# Chainsaw Blades



## Pastorchris (Sep 9, 2022)

I am cutting up a 30' dry very seasoned walnut tree. 9" top to a 15" base (side to side after fell). Question is my blade seems to need sharpening frequently. Normal or Not?


----------



## ammoaddict (Sep 9, 2022)

Maybe try a nice sharp chain instead of a blade.


----------



## lone wolf (Sep 9, 2022)

Pastorchris said:


> I am cutting up a 30' dry very seasoned walnut tree. 9" top to a 15" base (side to side after fell). Question is my blade seems to need sharpening frequently. Normal or Not?


Dry wood always takes a toll on chains so yes. That is a chain you are referring to.


----------



## buzz sawyer (Sep 9, 2022)

Pastorchris said:


> I am cutting up a 30' dry very seasoned walnut tree. 9" top to a 15" base (side to side after fell). Question is my blade seems to need sharpening frequently. Normal or Not?


Even dry walnut should not cause premature wear. The wood is not that hard. If it were locust, then yes. If you are hitting the ground with the chain or the bark has dirt/mud on it, the chain will also dull quickly. Don't continue cutting until the chain is sharpened or you can cause excess wear to the guide bar and possibly damage the saw due to overheating.


----------



## Pastorchris (Sep 10, 2022)

ammoaddict said:


> Maybe try a nice sharp chain instead of


----------



## Pastorchris (Sep 10, 2022)

Ahh, but doesn't tht chain have multiple small blades?


----------



## Pastorchris (Sep 10, 2022)

lone wolf said:


> Dry wood always takes a toll on chains so yes. That is a chain you are referring to.





lone wolf said:


> Dry wood always takes a toll on chains so yes. That is a chain you are referring to.

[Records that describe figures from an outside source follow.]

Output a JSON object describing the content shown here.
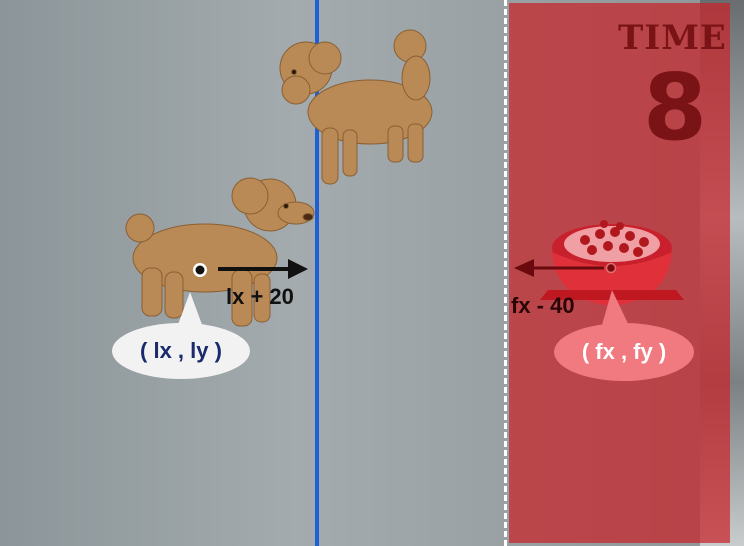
{
  "timer": {
    "title": "TIME",
    "value": "8"
  },
  "labels": {
    "dog_point": "( lx , ly )",
    "dog_offset": "lx + 20",
    "food_point": "( fx , fy )",
    "food_offset": "fx - 40"
  },
  "colors": {
    "boundary_line": "#1e5fd6",
    "food_zone": "#c82328",
    "dog_bubble_text": "#1a2a6c",
    "food_bubble_text": "#ffffff"
  }
}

Thank you, probably need to invest in higher quality chain.


----------



## ElevatorGuy (Sep 10, 2022)

Pastorchris said:


> Ahh, but doesn't tht chain have multiple small blades?


It has multiple small cutting teeth.


----------



## H-Ranch (Sep 10, 2022)

Pastorchris said:


> Thank you, probably need to invest in higher quality chain.


Post some close up photos of the teeth on your chain and these guys can tell you what may be going on. You can learn to sharpen or pay a lot to get them sharpened. Even a cheap chain should be able to cut up your 30' log on a single sharpening unless it's covered in dirt or has metal embedded in it.


----------